Robert Conquest
Robert Conquest, the son of a wealthy American, was born in Malvern on 15th July, 1917. After Winchester he studied politics, philosophy and economics at Magdalen College, Oxford. While at university he became a member of the Communist Party.
In 1939 he joined the British Army after the outbreak of the Second World War. For the next six years he served in the Oxford and Buckingham Light Infantry.
After the war Conquest joined the British Foreign Office and while serving in Bulgaria he saw the communists overthrow the government. In 1948 he moved to the Foreign Office's Information Research Department. Conquest's work included combating Soviet propaganda and acquiring evidence for its secret anti-communist campaign.
In 1963 Conquest became literary editor of the Spectator. He also wrote several books about Joseph Stalin and the Soviet Union. This has included Power and Politics in the USSR (1960), Common Sense About Russia (1962), Russia After Khrushchev (1968), The Great Terror (1969), The Nation Killers (1969) and Lenin (1970).
Conquest supported the Labour Party until Margaret Thatcher became leader of the Conservative Party.

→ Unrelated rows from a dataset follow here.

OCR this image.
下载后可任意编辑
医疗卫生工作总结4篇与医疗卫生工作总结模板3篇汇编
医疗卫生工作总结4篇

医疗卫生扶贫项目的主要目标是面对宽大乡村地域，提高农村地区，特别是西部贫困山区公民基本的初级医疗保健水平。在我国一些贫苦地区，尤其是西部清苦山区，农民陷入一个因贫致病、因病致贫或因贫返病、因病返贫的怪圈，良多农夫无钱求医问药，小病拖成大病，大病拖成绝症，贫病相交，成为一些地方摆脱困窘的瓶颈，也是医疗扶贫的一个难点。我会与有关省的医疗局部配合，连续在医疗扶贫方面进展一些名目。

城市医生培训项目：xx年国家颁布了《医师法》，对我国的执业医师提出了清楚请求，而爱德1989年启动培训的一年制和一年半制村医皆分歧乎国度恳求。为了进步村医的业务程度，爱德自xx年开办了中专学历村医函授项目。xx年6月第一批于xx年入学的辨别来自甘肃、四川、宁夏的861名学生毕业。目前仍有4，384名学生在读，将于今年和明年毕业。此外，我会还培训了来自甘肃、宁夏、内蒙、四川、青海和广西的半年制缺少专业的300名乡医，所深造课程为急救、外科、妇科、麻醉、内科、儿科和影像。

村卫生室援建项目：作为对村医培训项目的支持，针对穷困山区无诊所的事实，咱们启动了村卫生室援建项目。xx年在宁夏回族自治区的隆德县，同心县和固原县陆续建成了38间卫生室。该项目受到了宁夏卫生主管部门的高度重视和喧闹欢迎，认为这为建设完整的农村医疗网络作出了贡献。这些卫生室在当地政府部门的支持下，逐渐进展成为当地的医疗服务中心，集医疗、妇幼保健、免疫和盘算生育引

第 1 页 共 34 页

In recent years has written speeches for several right-wing politicians including Margaret Thatcher and developed what has become known as Conquest Law: ""Everyone is a reactionary about subjects he understands."

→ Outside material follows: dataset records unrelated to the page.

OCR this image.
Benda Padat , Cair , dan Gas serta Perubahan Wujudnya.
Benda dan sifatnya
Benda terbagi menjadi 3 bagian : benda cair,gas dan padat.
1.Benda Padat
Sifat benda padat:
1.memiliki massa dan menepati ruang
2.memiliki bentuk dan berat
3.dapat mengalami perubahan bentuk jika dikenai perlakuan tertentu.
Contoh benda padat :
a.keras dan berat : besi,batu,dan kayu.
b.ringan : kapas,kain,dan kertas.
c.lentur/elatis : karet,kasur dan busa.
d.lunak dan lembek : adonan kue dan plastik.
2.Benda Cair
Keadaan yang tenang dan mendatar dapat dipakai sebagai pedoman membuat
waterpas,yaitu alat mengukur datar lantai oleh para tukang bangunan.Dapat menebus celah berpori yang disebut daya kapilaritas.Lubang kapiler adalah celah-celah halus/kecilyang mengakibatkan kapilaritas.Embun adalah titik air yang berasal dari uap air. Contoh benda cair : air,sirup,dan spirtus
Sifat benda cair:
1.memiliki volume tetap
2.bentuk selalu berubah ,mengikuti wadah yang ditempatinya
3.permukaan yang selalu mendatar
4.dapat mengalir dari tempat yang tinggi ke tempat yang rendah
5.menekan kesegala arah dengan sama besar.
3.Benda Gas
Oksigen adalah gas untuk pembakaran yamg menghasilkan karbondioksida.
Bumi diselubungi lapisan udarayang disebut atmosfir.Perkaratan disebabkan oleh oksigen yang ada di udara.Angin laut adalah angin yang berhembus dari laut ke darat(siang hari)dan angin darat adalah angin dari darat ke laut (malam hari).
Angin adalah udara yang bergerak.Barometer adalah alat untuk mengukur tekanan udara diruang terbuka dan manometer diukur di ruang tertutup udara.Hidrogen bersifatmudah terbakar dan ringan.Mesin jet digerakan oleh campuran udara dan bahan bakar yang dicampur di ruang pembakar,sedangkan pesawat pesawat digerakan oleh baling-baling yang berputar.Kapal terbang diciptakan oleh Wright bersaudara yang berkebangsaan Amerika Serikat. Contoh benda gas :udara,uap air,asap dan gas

In 1981 Conquest was offered a post at the Hoover Institution in California. Books published in recent years includes Inside Stalin's Secret Police (1985), Stalin and the Kirov Murder (1989), Stalin, Breaker of Nations (1991), Reflections on a Ravaged Century (1999), Harvest Of Sorrow: Soviet Collectivation and the Terror-Famine (2002) and The Dragons of Expectation: Reality and Delusion in the Course of History (2006).
Primary Sources
(1) Neal Ascherson, writing about the impact of The Great Terror published in 1969.
He was very influential in that he immensely encouraged one side and was dismissed by the other, because people were in such entrenched positions. This meant that people accepted his facts; but they didn't accept his conclusions. People were detained in condemning him by the fact that he was a very good poet. That was well known. Everyone by then could agree that Stalin was a very wicked man and a very evil one, but we still wanted to believe in Lenin; and Conquest said that Lenin was just as bad and that Stalin was simply carrying out Lenin's programme.
(2) Andrew Brown, The Guardian (15th February, 2003)
He is also the boldest theorist of the pro-American lobby in British politics. He would like Britain to withdraw from the EU and form part of a much looser association of English-speaking nations, known as the "Anglosphere". This is very close to Mrs Thatcher's visceral loathing of Europe, but informed by a much greater experience of European life and languages.
"Margaret Thatcher is the only person in politics, along with Condi Rice, with whom I am on cheek-kissing terms," Conquest says. Asked through an intermediary to help her with a speech on Russia in 1976, he wrote a draft, "and I met her: that was the first Iron Lady speech".
They get on very well together, according to Garton Ash. He also likes Ronald Reagan, describing him and Alec Douglas-Hume as "the only two politicians who wanted to get something out of you in conversation rather than tell you their views".